Article by dan45ist.
Last week, all over the country, the voters turned out to have their say in the various elections across the UK. Candidates were being elected to all the various local councils and assemblies; they included the Scottish Parliament, the Welsh Assembly, the London County Council and Mayoral Election, as well as the local council elections across the length and breadth of England.
The results are slightly mixed for both the large parties as well as the minority parties. But, before we look at the nationwide picture and discuss what it means for us as a whole and how they might affect us come the next election in 2020, let us at first examine the results of the election here in Cardiff and then the rest of Wales.
First of all, of the four Assembly seats in Cardiff as a whole (Cardiff North, West, Central and South & Penarth), all have remained steadfastly Labour and have returned Labour candidates. The same can be said for most of the rest of South Wales, in general, with the exception of all but two seats; Rhondda, which has surprisingly delivered Leanne Wood, Plaid Cymru leader, as the candidate from Labour; and Monmouth, which has remained Conservative.
“[Labour’s] one loss in the Rhondda has cost them”
Elsewhere in the country, the story has been one of consistent holding on behalf of all the parties present. The Lib Dems have retained their one seat in Brecon, the Conservatives have held on to all their seats in North and West Wales and Plaid Cymru have held on to their seats in North West Wales as well as gaining in the Rhondda. But, this does not mean victory for Labour in Wales. Their one loss in the Rhondda has cost them.
Although they are still the largest party in the Welsh Assembly, they are now completely bereft of a majority (falling two seats short of the required 31 at 29 seats) and must now consider two rather daunting options. Either they consider minority rule, which, in my opinion, is never a wise option, or a coalition agreement with Plaid Cymru, who are now the second largest party in the Assembly with 11 seats.
The picture was somewhat different in London, where not only did Labour retain control over the County Council but they also won the Mayoral election with their candidate Sadiq Khan, who defeated Conservative candidate Zac Goldsmith by 1.3 million votes to 900,000, winning 19 of London’s 33 boroughs.
“The rejection of the politics of Westminster”
But, once again, this victory is somewhat offset by the shattering defeat that Labour has suffered in the Scottish Parliament election. It appears as though the blistering victory attained by the SNP during last year’s election was not a passing fancy as many had hoped. The rejection of the politics of Westminster by a large majority of the Scottish electorate appears not to have been unvanquished since last year.
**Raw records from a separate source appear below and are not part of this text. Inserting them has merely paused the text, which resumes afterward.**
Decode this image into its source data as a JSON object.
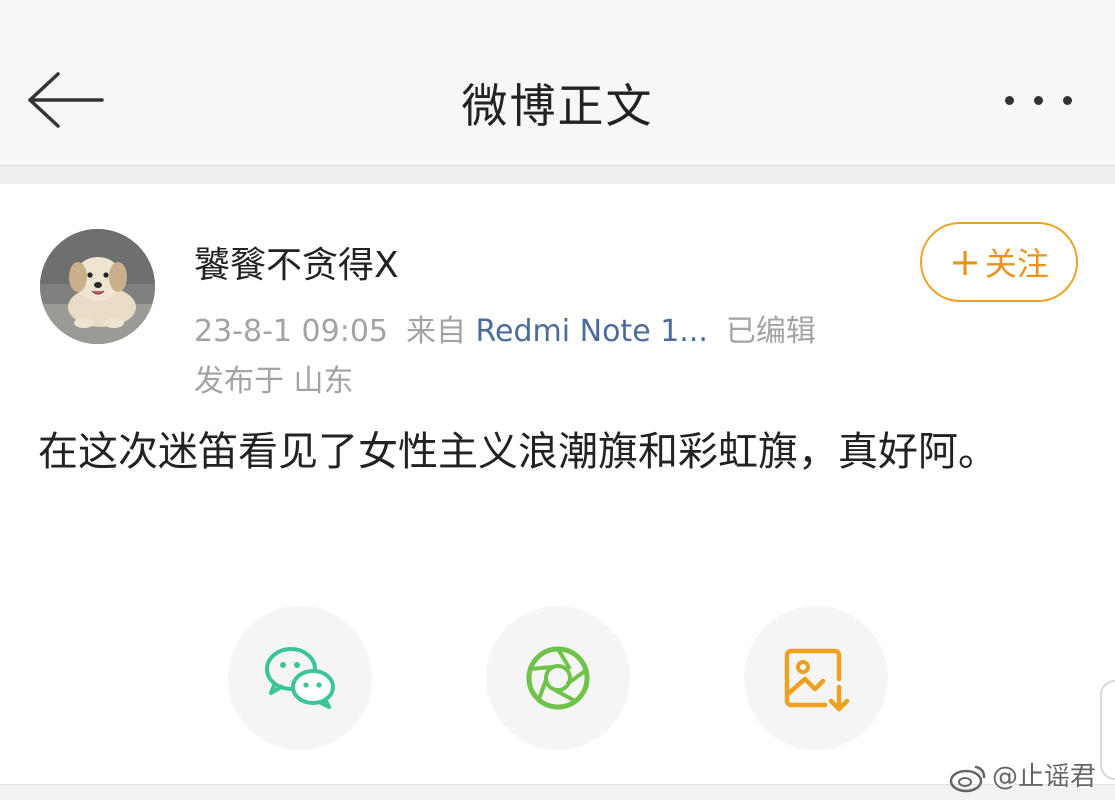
{
  "nav": {
    "title": "微博正文",
    "back_icon": "arrow-left-icon",
    "more_icon": "more-dots-icon"
  },
  "post": {
    "author": "饕餮不贪得X",
    "timestamp": "23-8-1 09:05",
    "source_prefix": "来自",
    "source": "Redmi Note 1...",
    "edited": "已编辑",
    "location_prefix": "发布于",
    "location": "山东",
    "text": "在这次迷笛看见了女性主义浪潮旗和彩虹旗，真好阿。"
  },
  "follow_button": {
    "plus": "+",
    "label": "关注",
    "color": "#f0a020"
  },
  "share": [
    {
      "icon": "wechat-icon",
      "color": "#3cc39a"
    },
    {
      "icon": "moments-camera-icon",
      "color": "#6fc24a"
    },
    {
      "icon": "save-image-icon",
      "color": "#f0a020"
    }
  ],
  "watermark": {
    "text": "@止谣君"
  }
}
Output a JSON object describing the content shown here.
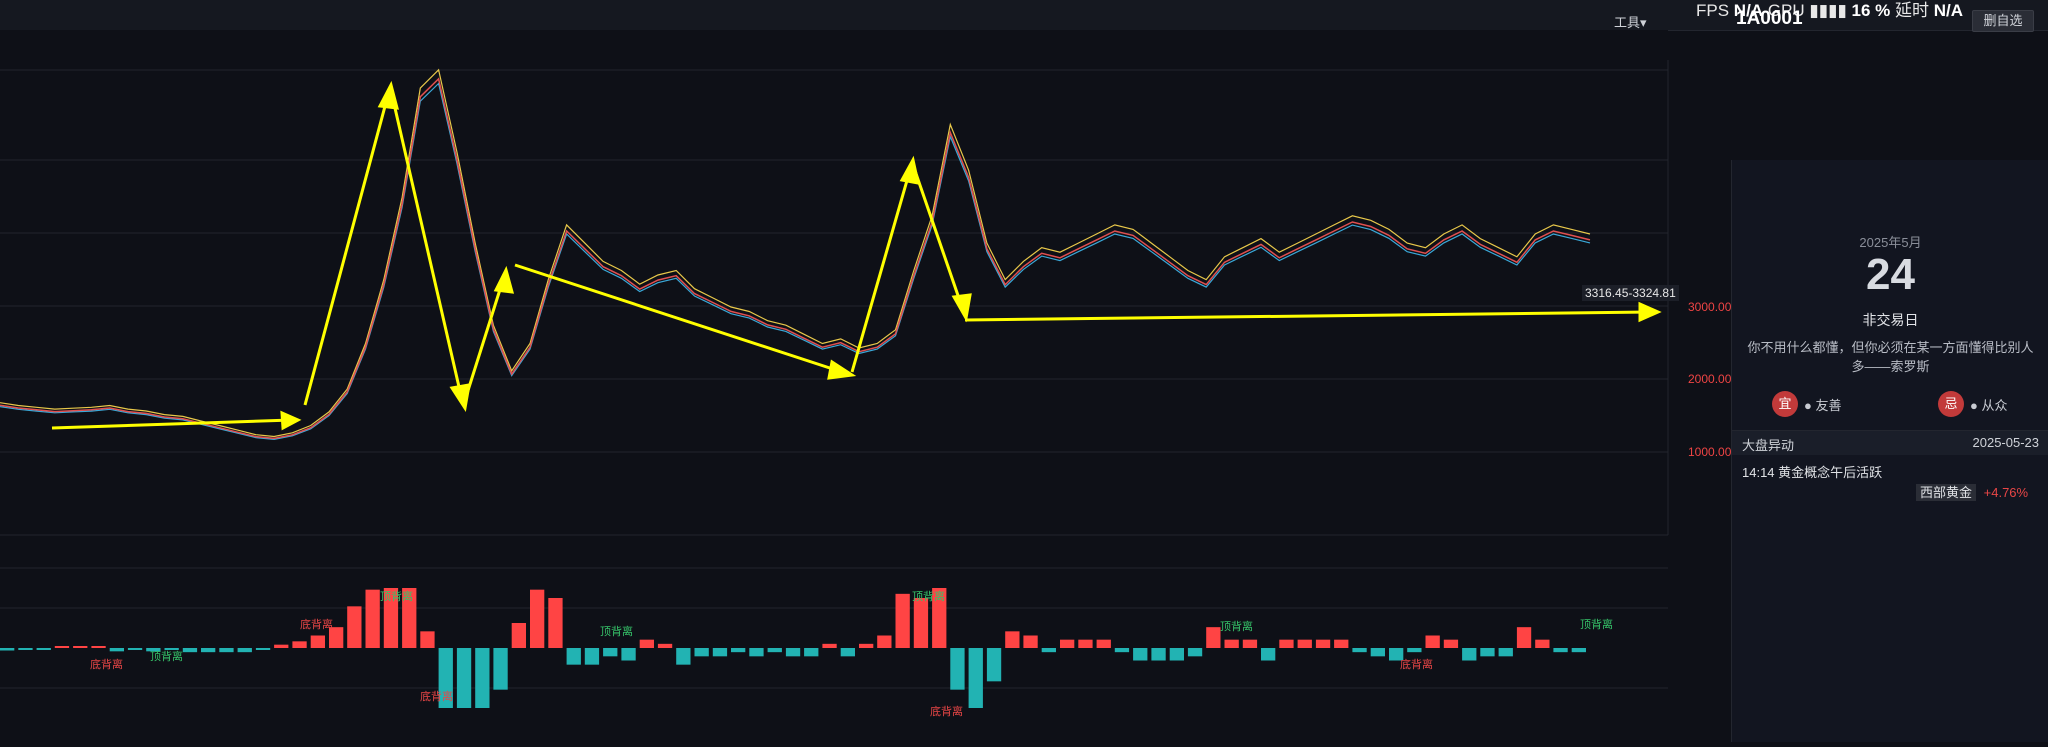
{
  "header": {
    "fps_label": "FPS",
    "fps_value": "N/A",
    "gpu_label": "GPU",
    "latency_value": "16 %",
    "latency_label": "延时",
    "latency_na": "N/A",
    "symbol": "1A0001",
    "tools_label": "工具",
    "delete_watch_label": "删自选"
  },
  "chart": {
    "price_tip": "3316.45-3324.81",
    "y_axis_labels": [
      "3000.00",
      "2000.00",
      "1000.00"
    ],
    "accent_color": "#ffff00",
    "up_color": "#ff4444",
    "down_color": "#22b3b3"
  },
  "chart_data": {
    "type": "line",
    "series": [
      {
        "values": [
          1450,
          1420,
          1400,
          1380,
          1390,
          1400,
          1420,
          1380,
          1360,
          1320,
          1300,
          1250,
          1200,
          1150,
          1100,
          1080,
          1120,
          1200,
          1350,
          1600,
          2100,
          2800,
          3700,
          4900,
          5100,
          4200,
          3200,
          2300,
          1800,
          2100,
          2800,
          3400,
          3200,
          3000,
          2900,
          2750,
          2850,
          2900,
          2700,
          2600,
          2500,
          2450,
          2350,
          2300,
          2200,
          2100,
          2150,
          2050,
          2100,
          2250,
          2900,
          3500,
          4500,
          4000,
          3200,
          2800,
          3000,
          3150,
          3100,
          3200,
          3300,
          3400,
          3350,
          3200,
          3050,
          2900,
          2800,
          3050,
          3150,
          3250,
          3100,
          3200,
          3300,
          3400,
          3500,
          3450,
          3350,
          3200,
          3150,
          3300,
          3400,
          3250,
          3150,
          3050,
          3300,
          3400,
          3350,
          3300
        ]
      }
    ],
    "indicator_labels": [
      "底背离",
      "顶背离"
    ],
    "ylim": [
      0,
      5200
    ]
  },
  "sidebar": {
    "month": "2025年5月",
    "day": "24",
    "status": "非交易日",
    "quote": "你不用什么都懂，但你必须在某一方面懂得比别人多——索罗斯",
    "tags": [
      {
        "icon_text": "宜",
        "label": "● 友善"
      },
      {
        "icon_text": "忌",
        "label": "● 从众"
      }
    ],
    "section_title": "大盘异动",
    "section_date": "2025-05-23",
    "news_time": "14:14",
    "news_text": "黄金概念午后活跃",
    "stocks": [
      {
        "name": "西部黄金",
        "change": "+4.76%"
      }
    ]
  }
}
The results have been devastating for the Labour party, who have come in third behind the Conservative party in the Scottish Parliament. The SNP, while emerging as the largest party, are not the clear victors in this election. For, although they have won 64 of the 129 seats in the Scottish Parliament, this means that they are two seats short of a majority. The Conservatives, meanwhile, have surprisingly come out as the second largest party in Scotland, with 31 seats to Labour’s pitiful 13 seats.
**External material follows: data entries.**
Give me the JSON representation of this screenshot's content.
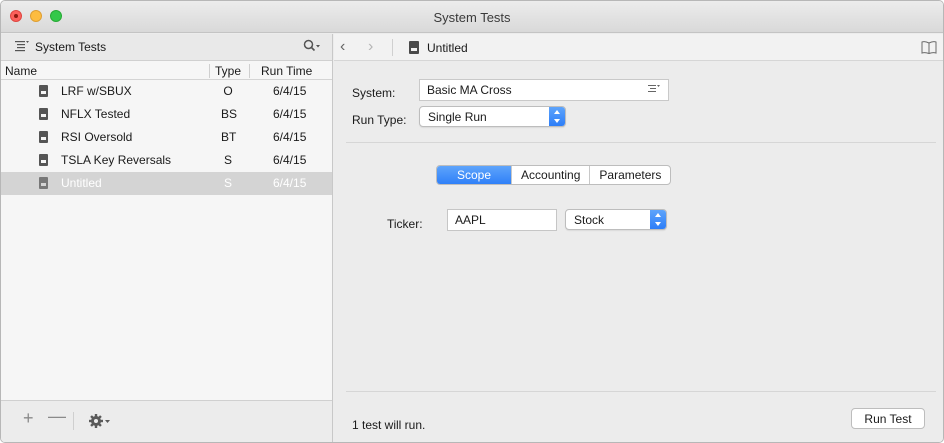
{
  "window": {
    "title": "System Tests"
  },
  "sidebar": {
    "title": "System Tests",
    "columns": {
      "name": "Name",
      "type": "Type",
      "run_time": "Run Time"
    },
    "rows": [
      {
        "name": "LRF w/SBUX",
        "type": "O",
        "run_time": "6/4/15"
      },
      {
        "name": "NFLX Tested",
        "type": "BS",
        "run_time": "6/4/15"
      },
      {
        "name": "RSI Oversold",
        "type": "BT",
        "run_time": "6/4/15"
      },
      {
        "name": "TSLA Key Reversals",
        "type": "S",
        "run_time": "6/4/15"
      },
      {
        "name": "Untitled",
        "type": "S",
        "run_time": "6/4/15"
      }
    ],
    "footer": {
      "add": "+",
      "remove": "—"
    }
  },
  "main": {
    "header_title": "Untitled",
    "system_label": "System:",
    "system_value": "Basic MA Cross",
    "run_type_label": "Run Type:",
    "run_type_value": "Single Run",
    "tabs": [
      "Scope",
      "Accounting",
      "Parameters"
    ],
    "ticker_label": "Ticker:",
    "ticker_value": "AAPL",
    "security_type": "Stock",
    "status": "1 test will run.",
    "run_button": "Run Test"
  },
  "colors": {
    "accent": "#2f80f8",
    "selection": "#d4d4d4"
  }
}
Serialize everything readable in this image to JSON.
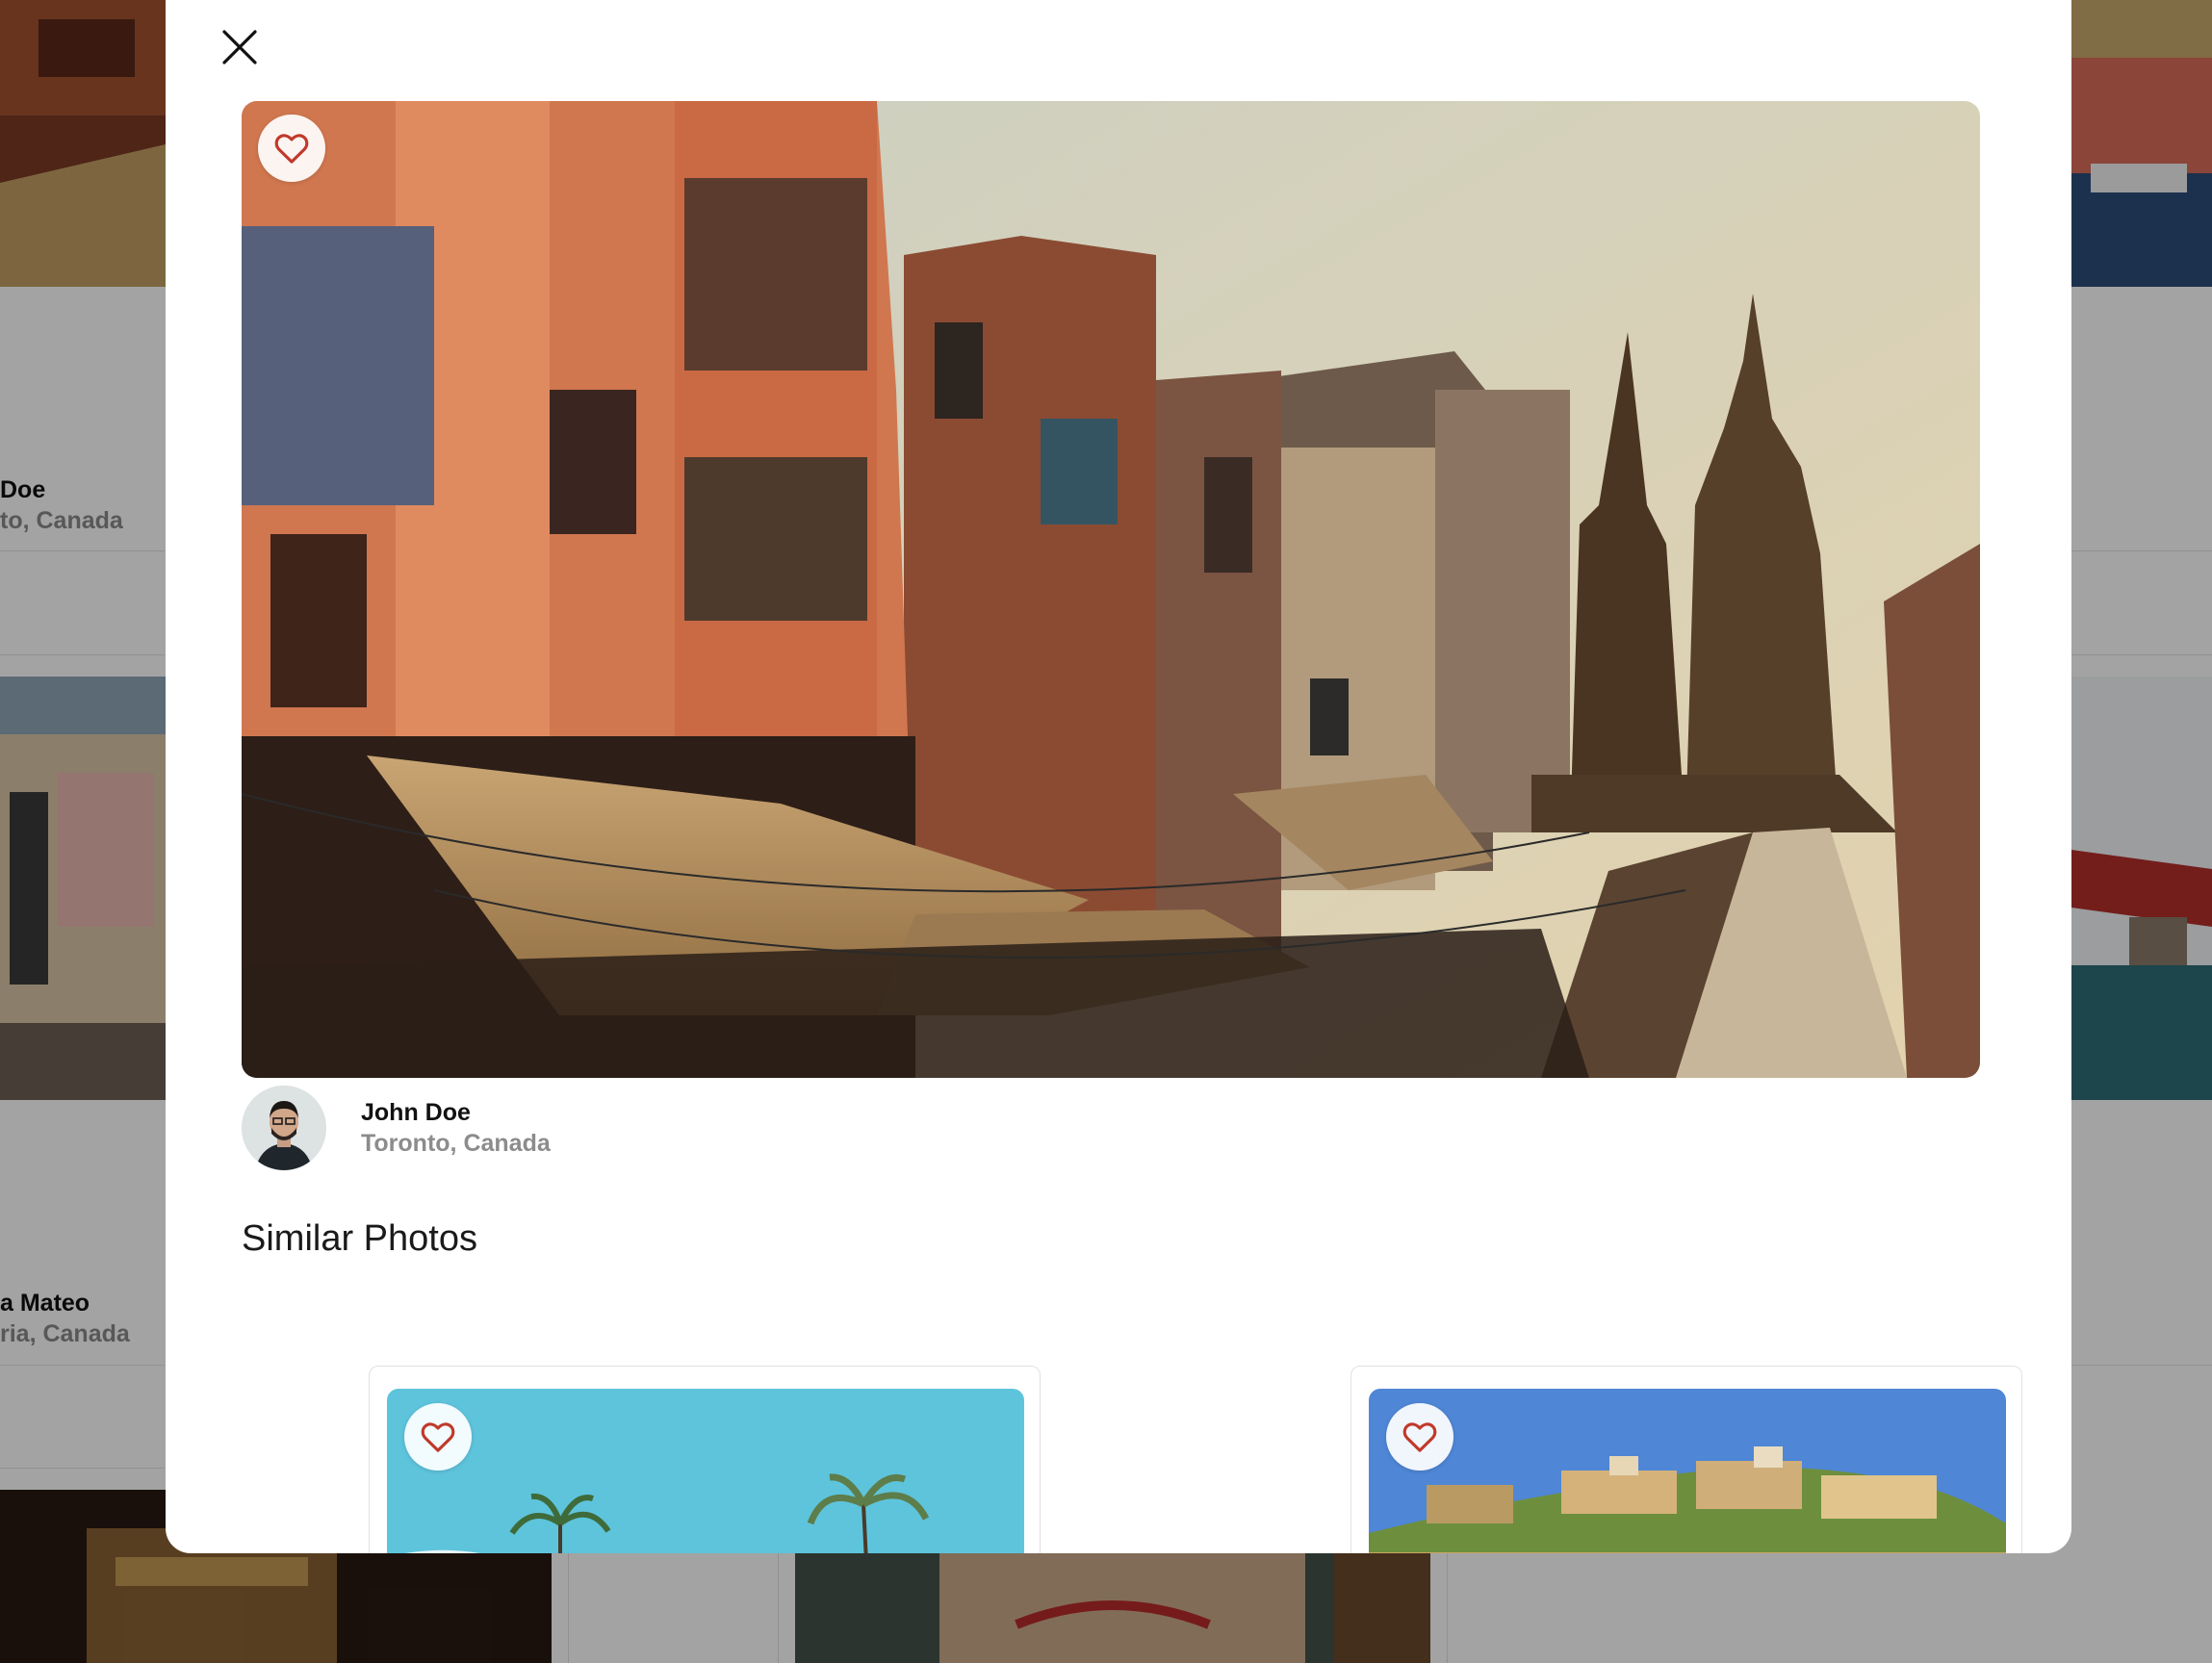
{
  "modal": {
    "close_icon": "close-icon",
    "hero": {
      "like_icon": "heart-icon"
    },
    "author": {
      "name": "John Doe",
      "location": "Toronto, Canada"
    },
    "similar_title": "Similar Photos",
    "similar_cards": [
      {
        "like_icon": "heart-icon"
      },
      {
        "like_icon": "heart-icon"
      }
    ]
  },
  "background": {
    "users": [
      {
        "name": "Doe",
        "location": "to, Canada"
      },
      {
        "name": "a Mateo",
        "location": "ria, Canada"
      }
    ]
  },
  "colors": {
    "heart": "#c0392b",
    "overlay": "#000000"
  }
}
Elsewhere in the local council elections throughout England, the results have been a mixed bag for all concerned. Time and time again, the story was not one of unanimous victory but simply one of that poor and dismal phrase of “holding on”. This phrase is once again reiterated throughout the results.
The losses suffered by each party have once again been offset by the victories elsewhere. For example, whilst the Conservatives have lost 48 seats and control of two councils, they have managed to regain one council in Peterborough. The same can be said for the Labour party, who, while losing 18 councillors, have nevertheless come out of the election with the same number of council seats, losing one in Dudley but gaining one in Bristol, holding steady at 58.
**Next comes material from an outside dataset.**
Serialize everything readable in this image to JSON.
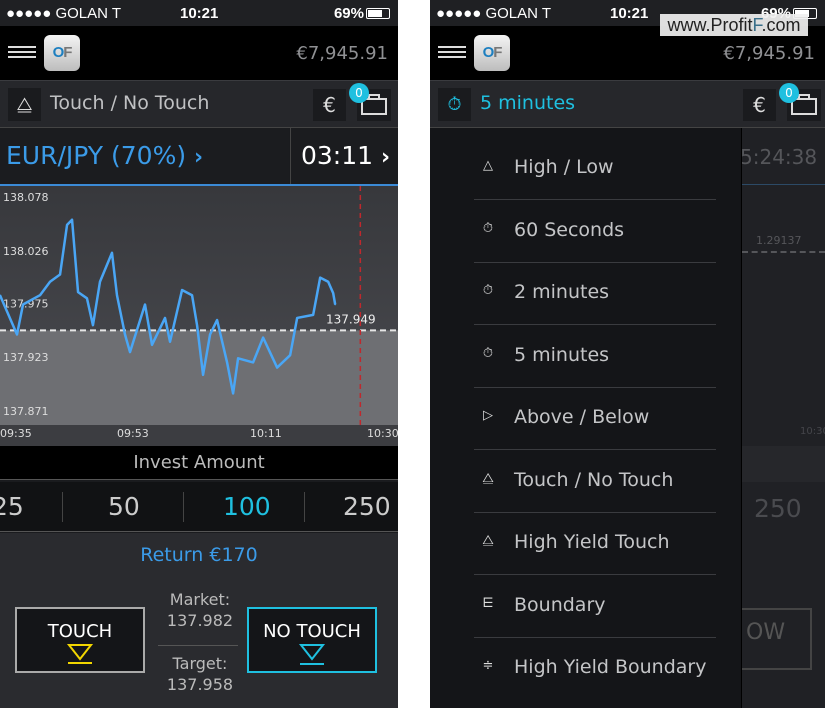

Overall, what do these results signify?
Conservative support, whilst being clipped slightly in England, has held steady in Wales and gained in Scotland of all places. Whilst the Labour party has won in London, they have only just managed to hold on by the skin of their teeth in both England and Wales but has been resolutely defeated by the SNP and the Conservatives in Scotland.
As for the minority parties, the story is much the same. The SNP has won the popular vote in Scotland; UKIP has doubled its share of the vote in both Wales and England but have not been able to translate this advantage into any seats; and finally the Lib Dems have come dead last almost everywhere, being trounced by the Greens in Scotland, by Plaid Cymru in Wales and doing only slightly better than UKIP in England.
What does this mean for the country? We are still just as polarised and politically divided now as we were during the last election. There are some in the Labour party who see their poor performance in certain areas as a result of Jeremy Corbyn’s election as Labour leader last year, whilst the Conservatives would have us believe that Labour is out of touch, but theirs was not exactly a story of resounding success across the board either.
What would these results show us if they were translated into general election results? Would the Labour party be in minority rule with UKIP and the SNP controlling the balance of power in Westminster? Could very well be.
(Author’s note: There is no mention here of either the Northern Ireland elections; nor is there any mention of the Police Crime Commissioner elections either. This is due to reasons of space in this article as well as a general lack of interest in the results.)